I am a queer, neurodivergent artist living and working in Glasgow, a city made by the people who inhabit it and, according to its 1990s tagline, one that smiles better. I’m on a personal mission to smile better too.
I’m the daughter of a man who makes a living scribbling cartoon superheroes and a mother who can’t sit still. Somewhere between the two, I became an artist who is essentially two magpies (because two’s for joy), endlessly distracted by shiny things that spark delight.
I have a paintbrush tattooed on the middle finger of my left hand, but I use actual brushes to make the work. I love playing with colour and the endless possibilities that buttery oil paint allows.
After art school, I accidentally became a graphic designer. Although graphic design definitely isn’t my passion, its logic has crept into my paintings. I’m drawn to humour, pattern, lists, visual noise, other people’s trash, and the quiet absurdity of everyday life. I love collecting and arranging things, making collages, and chasing the small thrill of finding something unexpectedly perfect.

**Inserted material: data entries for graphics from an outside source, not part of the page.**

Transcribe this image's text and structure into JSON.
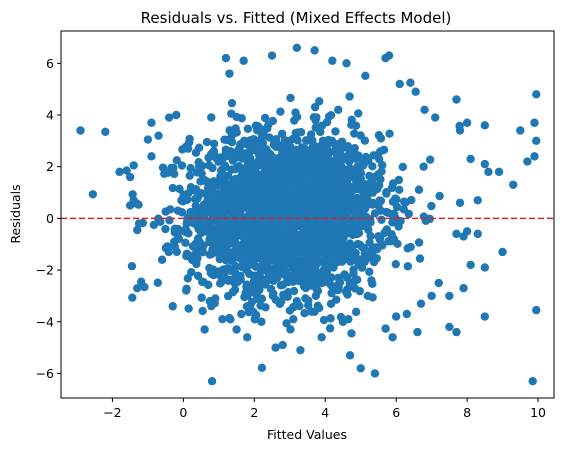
{
  "chart_data": {
    "type": "scatter",
    "title": "Residuals vs. Fitted (Mixed Effects Model)",
    "xlabel": "Fitted Values",
    "ylabel": "Residuals",
    "xlim": [
      -3.45,
      10.45
    ],
    "ylim": [
      -6.95,
      7.25
    ],
    "xticks": [
      -2,
      0,
      2,
      4,
      6,
      8,
      10
    ],
    "yticks": [
      -6,
      -4,
      -2,
      0,
      2,
      4,
      6
    ],
    "xtick_labels": [
      "−2",
      "0",
      "2",
      "4",
      "6",
      "8",
      "10"
    ],
    "ytick_labels": [
      "−6",
      "−4",
      "−2",
      "0",
      "2",
      "4",
      "6"
    ],
    "grid": false,
    "reference_line": {
      "y": 0,
      "style": "dashed",
      "color": "#d62728"
    },
    "point_color": "#1f77b4",
    "cloud": {
      "count": 2600,
      "x_mean": 2.9,
      "x_sd": 1.35,
      "y_mean": 0.2,
      "y_sd": 1.55
    },
    "points": [
      [
        -2.9,
        3.4
      ],
      [
        -2.2,
        3.35
      ],
      [
        -1.8,
        1.8
      ],
      [
        -1.6,
        1.85
      ],
      [
        -1.5,
        1.6
      ],
      [
        -1.4,
        2.05
      ],
      [
        -1.5,
        0.5
      ],
      [
        -1.4,
        0.7
      ],
      [
        -1.25,
        -0.2
      ],
      [
        -1.3,
        -0.45
      ],
      [
        -1.45,
        -1.85
      ],
      [
        -1.3,
        -2.7
      ],
      [
        -0.9,
        2.4
      ],
      [
        -1.0,
        3.05
      ],
      [
        -0.9,
        3.7
      ],
      [
        -0.7,
        3.2
      ],
      [
        -0.4,
        3.9
      ],
      [
        -0.2,
        4.0
      ],
      [
        -0.6,
        -1.6
      ],
      [
        -0.3,
        -3.4
      ],
      [
        0.6,
        -4.3
      ],
      [
        1.1,
        -3.9
      ],
      [
        1.8,
        -4.6
      ],
      [
        2.6,
        -5.0
      ],
      [
        3.3,
        -5.1
      ],
      [
        2.8,
        -4.9
      ],
      [
        3.9,
        -4.6
      ],
      [
        4.7,
        -5.3
      ],
      [
        5.0,
        -5.8
      ],
      [
        5.4,
        -6.0
      ],
      [
        5.9,
        -4.6
      ],
      [
        6.3,
        -3.7
      ],
      [
        6.6,
        -4.4
      ],
      [
        6.7,
        -3.3
      ],
      [
        7.0,
        -3.0
      ],
      [
        7.2,
        -2.5
      ],
      [
        7.5,
        -3.0
      ],
      [
        7.7,
        -4.4
      ],
      [
        7.5,
        -4.2
      ],
      [
        7.9,
        -2.7
      ],
      [
        8.1,
        -1.8
      ],
      [
        8.5,
        -3.8
      ],
      [
        7.7,
        -0.6
      ],
      [
        7.9,
        -0.7
      ],
      [
        8.0,
        -0.5
      ],
      [
        8.3,
        -0.6
      ],
      [
        8.5,
        -1.9
      ],
      [
        9.0,
        -1.3
      ],
      [
        7.8,
        0.6
      ],
      [
        8.3,
        0.7
      ],
      [
        8.1,
        2.3
      ],
      [
        8.5,
        2.1
      ],
      [
        8.6,
        1.8
      ],
      [
        8.9,
        1.8
      ],
      [
        7.8,
        3.4
      ],
      [
        8.0,
        3.7
      ],
      [
        8.5,
        3.6
      ],
      [
        7.7,
        4.6
      ],
      [
        9.3,
        1.3
      ],
      [
        9.5,
        3.4
      ],
      [
        9.7,
        2.2
      ],
      [
        9.9,
        2.4
      ],
      [
        9.95,
        3.0
      ],
      [
        9.9,
        3.7
      ],
      [
        9.95,
        4.8
      ],
      [
        9.85,
        -6.3
      ],
      [
        9.95,
        -3.55
      ],
      [
        6.8,
        4.2
      ],
      [
        6.1,
        5.2
      ],
      [
        6.4,
        5.25
      ],
      [
        6.55,
        4.9
      ],
      [
        7.1,
        3.9
      ],
      [
        5.8,
        6.3
      ],
      [
        5.7,
        6.2
      ],
      [
        4.6,
        6.0
      ],
      [
        4.2,
        6.1
      ],
      [
        3.7,
        6.5
      ],
      [
        3.2,
        6.6
      ],
      [
        2.5,
        6.3
      ],
      [
        1.2,
        6.2
      ],
      [
        1.7,
        6.1
      ],
      [
        1.3,
        5.6
      ],
      [
        6.0,
        -3.8
      ],
      [
        5.2,
        -3.0
      ],
      [
        0.9,
        -3.1
      ],
      [
        1.5,
        -4.3
      ],
      [
        2.2,
        -4.0
      ],
      [
        3.1,
        -3.9
      ],
      [
        4.5,
        -4.0
      ]
    ]
  }
}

That thrill might come from a hidden treasure at a car boot sale, the patterns on the box your granny kept her binoculars in, a stranger’s three-star Amazon review of a potato peeler, or a laminated notice that really didn’t need to be laminated.

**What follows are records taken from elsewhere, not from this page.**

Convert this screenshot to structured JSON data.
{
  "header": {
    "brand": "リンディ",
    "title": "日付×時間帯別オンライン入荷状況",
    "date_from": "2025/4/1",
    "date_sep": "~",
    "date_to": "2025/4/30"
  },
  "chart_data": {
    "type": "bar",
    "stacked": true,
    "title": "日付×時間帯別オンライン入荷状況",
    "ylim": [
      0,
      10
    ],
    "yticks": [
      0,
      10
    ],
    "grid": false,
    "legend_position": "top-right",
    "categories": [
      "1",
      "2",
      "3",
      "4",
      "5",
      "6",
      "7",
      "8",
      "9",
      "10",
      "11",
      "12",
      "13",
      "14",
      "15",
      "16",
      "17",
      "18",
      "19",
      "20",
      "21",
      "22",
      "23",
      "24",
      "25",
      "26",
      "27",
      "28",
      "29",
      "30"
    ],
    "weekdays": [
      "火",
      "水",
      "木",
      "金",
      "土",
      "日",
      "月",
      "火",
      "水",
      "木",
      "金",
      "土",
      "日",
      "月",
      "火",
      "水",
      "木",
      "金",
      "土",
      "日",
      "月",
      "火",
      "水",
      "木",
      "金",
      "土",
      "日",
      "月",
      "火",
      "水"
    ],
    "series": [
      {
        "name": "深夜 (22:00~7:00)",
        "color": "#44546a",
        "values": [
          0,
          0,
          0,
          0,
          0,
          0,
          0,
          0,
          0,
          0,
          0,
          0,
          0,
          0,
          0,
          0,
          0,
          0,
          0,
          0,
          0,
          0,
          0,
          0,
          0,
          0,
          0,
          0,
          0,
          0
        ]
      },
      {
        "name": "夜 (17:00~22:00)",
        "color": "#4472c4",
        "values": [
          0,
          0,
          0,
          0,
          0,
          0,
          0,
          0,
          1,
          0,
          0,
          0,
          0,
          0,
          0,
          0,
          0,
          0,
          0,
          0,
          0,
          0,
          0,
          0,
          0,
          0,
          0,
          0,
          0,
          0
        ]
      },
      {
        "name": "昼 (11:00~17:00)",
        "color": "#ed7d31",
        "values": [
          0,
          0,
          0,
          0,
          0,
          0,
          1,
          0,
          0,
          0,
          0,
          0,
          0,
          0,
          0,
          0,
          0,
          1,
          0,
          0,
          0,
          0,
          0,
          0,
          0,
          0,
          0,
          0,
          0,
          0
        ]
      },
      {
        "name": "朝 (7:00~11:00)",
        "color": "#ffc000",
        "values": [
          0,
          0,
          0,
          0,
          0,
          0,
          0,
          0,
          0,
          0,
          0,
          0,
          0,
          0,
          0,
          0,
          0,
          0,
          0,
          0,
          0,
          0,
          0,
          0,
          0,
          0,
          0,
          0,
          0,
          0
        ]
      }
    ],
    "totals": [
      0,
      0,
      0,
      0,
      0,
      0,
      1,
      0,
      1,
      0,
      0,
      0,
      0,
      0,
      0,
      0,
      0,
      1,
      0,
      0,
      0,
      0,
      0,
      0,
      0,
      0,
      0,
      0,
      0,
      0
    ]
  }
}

My work often reveals itself as images rather than finished paintings, hovering somewhere between my head and my heart. Through improvisation and play, I pull these images into focus, letting ideas collide, bend, and misbehave. The result is bold, figurative paintings with a pop sensibility, where things feel slightly off, humorous, and surreal. I want the work to make people smile better, recognise something familiar, and leave with something small, odd, and hard to place.